A performance foi realizada pela contadora de histórias Nyedjia Gennaria, que também possui cargo comissionado como assessora especial da vice-governadora do Distrito Federal, Celina Leão (PP-DF). O texto encenado coloca o eu-lírico no ponto de vista de um feto prestes a ser submetido à assistolia.
“Essa história, embora trágica, dolorosa, é um chamado à reflexão para que todos compreendam a seriedade e as consequências do aborto”, disse Gennaria, ao final da performance.
Conselheiros do Conselho Federal de Medicina (CFM) estiveram presentes na sessão e mantiveram o posicionamento da organização, contrária ao procedimento médico. O órgão criou uma resolução que considerou a prática cruel, porém ela foi suspensa em maio pelo ministro Alexandre de Moraes, do Supremo Tribunal Federal (STF).
Além do movimento artístico, o deputado Zacharias Calil (União-GO), que é médico cirurgião-pediátrico, simulou a técnica de assistolia fetal em um boneco.

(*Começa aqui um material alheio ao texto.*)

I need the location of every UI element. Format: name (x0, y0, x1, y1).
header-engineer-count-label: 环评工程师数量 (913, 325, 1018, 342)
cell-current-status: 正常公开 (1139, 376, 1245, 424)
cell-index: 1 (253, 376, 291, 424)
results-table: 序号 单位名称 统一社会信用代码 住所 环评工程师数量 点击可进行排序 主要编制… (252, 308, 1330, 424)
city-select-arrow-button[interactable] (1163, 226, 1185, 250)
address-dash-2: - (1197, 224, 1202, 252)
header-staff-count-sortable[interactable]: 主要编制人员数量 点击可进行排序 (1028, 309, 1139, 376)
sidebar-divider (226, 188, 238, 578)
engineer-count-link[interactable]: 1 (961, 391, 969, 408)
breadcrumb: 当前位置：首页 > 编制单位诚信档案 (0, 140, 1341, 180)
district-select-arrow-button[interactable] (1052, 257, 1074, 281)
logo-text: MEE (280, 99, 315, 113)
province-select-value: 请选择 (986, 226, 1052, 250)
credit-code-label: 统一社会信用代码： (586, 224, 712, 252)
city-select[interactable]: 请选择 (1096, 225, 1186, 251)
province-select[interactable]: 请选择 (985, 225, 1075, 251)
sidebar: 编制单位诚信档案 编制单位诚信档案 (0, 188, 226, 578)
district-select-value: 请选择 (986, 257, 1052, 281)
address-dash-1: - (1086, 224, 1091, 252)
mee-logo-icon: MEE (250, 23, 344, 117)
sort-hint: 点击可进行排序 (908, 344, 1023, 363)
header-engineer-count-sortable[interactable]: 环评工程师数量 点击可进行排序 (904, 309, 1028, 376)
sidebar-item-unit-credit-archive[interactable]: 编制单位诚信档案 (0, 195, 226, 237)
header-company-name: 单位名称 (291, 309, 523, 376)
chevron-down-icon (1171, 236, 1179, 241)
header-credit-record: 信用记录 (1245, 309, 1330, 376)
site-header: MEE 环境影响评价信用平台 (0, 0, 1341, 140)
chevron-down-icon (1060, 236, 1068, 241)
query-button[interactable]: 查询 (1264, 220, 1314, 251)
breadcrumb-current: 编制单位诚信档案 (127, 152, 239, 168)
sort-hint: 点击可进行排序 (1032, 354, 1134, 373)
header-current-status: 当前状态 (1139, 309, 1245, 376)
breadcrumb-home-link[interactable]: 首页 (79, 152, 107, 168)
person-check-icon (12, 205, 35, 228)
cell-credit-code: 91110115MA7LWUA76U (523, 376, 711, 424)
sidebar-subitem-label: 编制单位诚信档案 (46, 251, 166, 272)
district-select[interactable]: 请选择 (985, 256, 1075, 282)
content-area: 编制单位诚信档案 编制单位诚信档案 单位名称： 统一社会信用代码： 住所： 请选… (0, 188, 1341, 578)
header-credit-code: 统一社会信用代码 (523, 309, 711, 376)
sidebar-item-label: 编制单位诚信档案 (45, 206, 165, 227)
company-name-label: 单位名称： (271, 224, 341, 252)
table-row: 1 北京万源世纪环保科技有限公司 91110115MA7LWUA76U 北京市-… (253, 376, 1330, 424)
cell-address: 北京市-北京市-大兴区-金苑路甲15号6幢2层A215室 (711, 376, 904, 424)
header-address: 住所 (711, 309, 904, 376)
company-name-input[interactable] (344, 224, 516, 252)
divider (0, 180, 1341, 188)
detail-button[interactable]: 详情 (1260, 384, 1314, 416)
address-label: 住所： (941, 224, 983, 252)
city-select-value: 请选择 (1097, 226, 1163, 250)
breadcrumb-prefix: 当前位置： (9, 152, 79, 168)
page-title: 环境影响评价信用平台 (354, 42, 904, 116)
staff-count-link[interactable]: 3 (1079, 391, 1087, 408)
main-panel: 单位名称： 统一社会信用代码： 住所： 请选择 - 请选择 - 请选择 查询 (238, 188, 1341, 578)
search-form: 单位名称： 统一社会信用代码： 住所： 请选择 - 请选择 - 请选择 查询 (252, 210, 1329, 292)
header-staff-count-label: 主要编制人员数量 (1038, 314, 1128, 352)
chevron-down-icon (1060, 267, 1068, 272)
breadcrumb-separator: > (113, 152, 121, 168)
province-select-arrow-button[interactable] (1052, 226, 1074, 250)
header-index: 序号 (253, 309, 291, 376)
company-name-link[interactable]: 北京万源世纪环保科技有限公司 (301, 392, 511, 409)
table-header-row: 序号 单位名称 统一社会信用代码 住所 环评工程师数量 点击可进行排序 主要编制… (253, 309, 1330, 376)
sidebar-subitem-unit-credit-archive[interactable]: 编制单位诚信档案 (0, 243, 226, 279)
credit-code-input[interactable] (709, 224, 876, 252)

No mês passado, o político realizou o mesmo procedimento no Plenário da Câmara.
A audiência do Senado ocorreu em meio a um debate público e político no Congresso Nacional com a votação da Câmara sobre o projeto de Lei (PL 1904/24). O texto impõe uma pena de 20 anos a mulheres que realizarem o aborto após 22 semanas de gestação.
A sessão também contou com a visita de alunos do 5º ao 7º ano de uma escola do ensino fundamental. As crianças ficaram por cerca de cinco minutos na audiência solene e passearam pelas instalações do poder Legislativo em Brasília.